Samita continues: ‘Soraya knows what is going on – she looks around, she’s cautious, and she’s really good at riding. I feel like she is better off knowing how cars and streets work. Loads of kids now don’t have a clue and then suddenly are allowed out as teenagers and they don’t know a thing because they’ve been taken in the car every day.’
I’m inclined to agree. It’s a huge benefit to kids to learn and practise the basics of road safety.
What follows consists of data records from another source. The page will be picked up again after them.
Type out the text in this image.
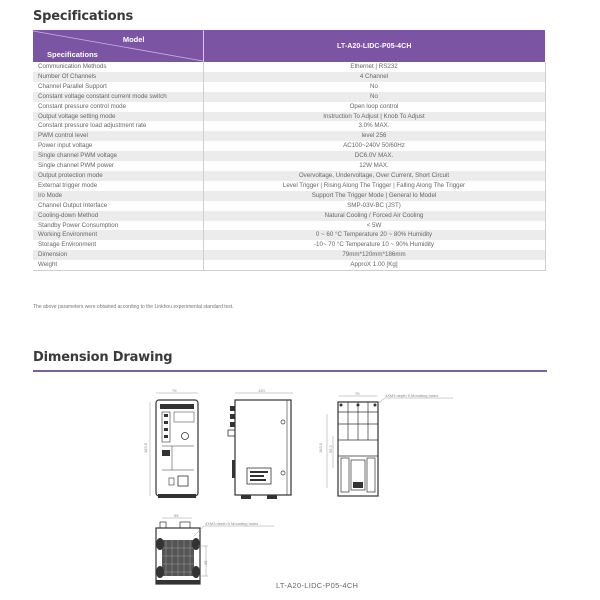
Specifications
Model
Specifications	LT-A20-LIDC-P05-4CH
Communication Methods	Ethernet | RS232
Number Of Channels	4 Channel
Channel Parallel Support	No
Constant voltage constant current mode switch	No
Constant pressure control mode	Open loop control
Output voltage setting mode	Instruction To Adjust | Knob To Adjust
Constant pressure load adjustment rate	3.0% MAX.
PWM control level	level 256
Power input voltage	AC100~240V 50/60Hz
Single channel PWM voltage	DC6.0V MAX.
Single channel PWM power	12W MAX.
Output protection mode	Overvoltage, Undervoltage, Over Current, Short Circuit
External trigger mode	Level Trigger | Rising Along The Trigger | Falling Along The Trigger
I/o Mode	Support The Trigger Mode | General Io Model
Channel Output Interface	SMP-03V-BC (JST)
Cooling-down Method	Natural Cooling / Forced Air Cooling
Standby Power Consumption	< 5W
Working Environment	0 ~ 60 °C Temperature 20 ~ 80% Humidity
Storage Environment	-10~ 70 °C Temperature 10 ~ 90% Humidity
Dimension	79mm*120mm*186mm
Weight	ApproX 1.00 [Kg]
The above parameters were obtained according to the Linkhou experimental standard test.
Dimension Drawing
79
183.5
120
70
183.5 55.2
4XM3 depth 5 Mounting holes
55
35
4XM3 depth 5 Mounting holes
LT-A20-LIDC-P05-4CH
It’s all very well being taught, but actually using the skills – supervised until needed – brings another level of understanding that they’ll have for life.
Three quarters of children biked or walked to school in 1975, but now only half do.
This adds up to a lot of young adults who have been ferried around and so will have less intuition and spatial awareness when negotiating traffic, and life in general.
A win-win for kids’ health
Cycling to school is a bit of a silver bullet for kids. They move and exercise, it’s time when they can’t be in front of a screen, they see nature and the seasons changing, and they interact with adults and their own friends, forming social skills. They arrive at school better able to concentrate and learn, and the benefit of getting there actively is even more pronounced in kids with additional needs. According to one study, a 20-minute walk works wonders for kids with ADHD.
The biggest barrier to more children cycling or walking to school is the combination of parents lacking the time to go with them, but feeling afraid of cars hitting them if they go alone. For this reason, we need a range of policies and a lot of support to help bring about quieter roads – traffic free for those who need to drive, safer, nicer and less polluted for the many of us who can change to walking, cycling or getting the bus. It might seem like a bit more effort at first, but as Soraya and her mum found out, there can be some unexpected benefits.